Zumiez took the old Brookstone gadget store in the Von Maur corridor. It’s a “specialty retailer of action sports related apparel, footwear, accessories and hard goods, focusing on skateboarding, snowboarding, surfing, motocross and BMX for young men and women,” says its website. Zumiez operates about 600 stores, some of them under the Blue Tomato brand. And Dry Goods, a new women’s clothing chain owned by Von Maur, will open in early November.

When the late Al Taubman opened Briarwood in 1973, its public spaces had a majestic, museum-like spareness. But even before its sale to Simon Malls in 2007 every inch had been turned into revenue-generating space, from cars parked in the aisles to advertising banners overhead.
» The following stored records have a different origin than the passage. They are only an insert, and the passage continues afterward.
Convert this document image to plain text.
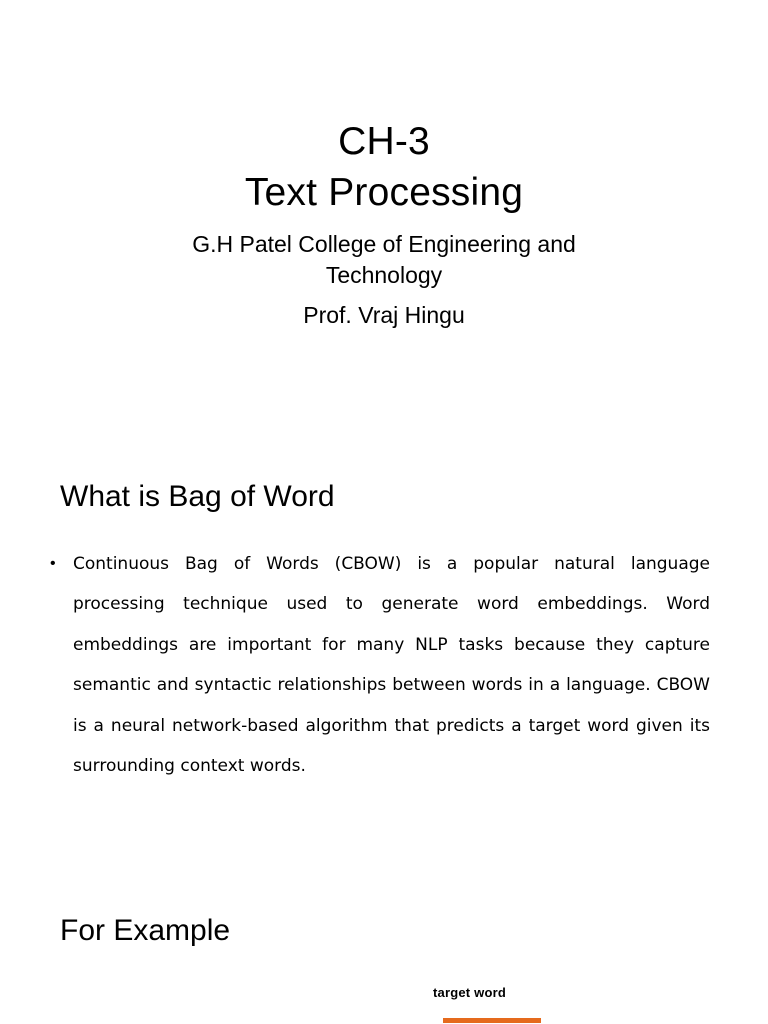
CH-3
Text Processing
G.H Patel College of Engineering and Technology
Prof. Vraj Hingu
What is Bag of Word
• Continuous Bag of Words (CBOW) is a popular natural language processing technique used to generate word embeddings. Word embeddings are important for many NLP tasks because they capture semantic and syntactic relationships between words in a language. CBOW is a neural network-based algorithm that predicts a target word given its surrounding context words.
For Example
target word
We don’t track the individual openings and closings of the mall’s many carts and kiosks, but in October the center aisles were particularly lively. Phone cases, of course, have long been the mainstay of the kiosks here–especially useful if you don’t want to wait at the perpetually mobbed Apple store. A young man with a heavy accent demonstrated what seemed to be a remarkable hair appliance–properly applied, it could curl or straighten, and the effect “lasts up to three days,” he insisted. His accent became impenetrable when it got to the bottom line: how much money do you have to part with to get the exact equipment and product he is demonstrating? It remained a mystery.

Next to the hair demonstration, a man gracefully swooped around on a Future X Board, a $600 contraption like a Segway without a handle or a battery-powered skateboard. You can buy one, but you can’t test drive them yourself, he says, for liability reasons.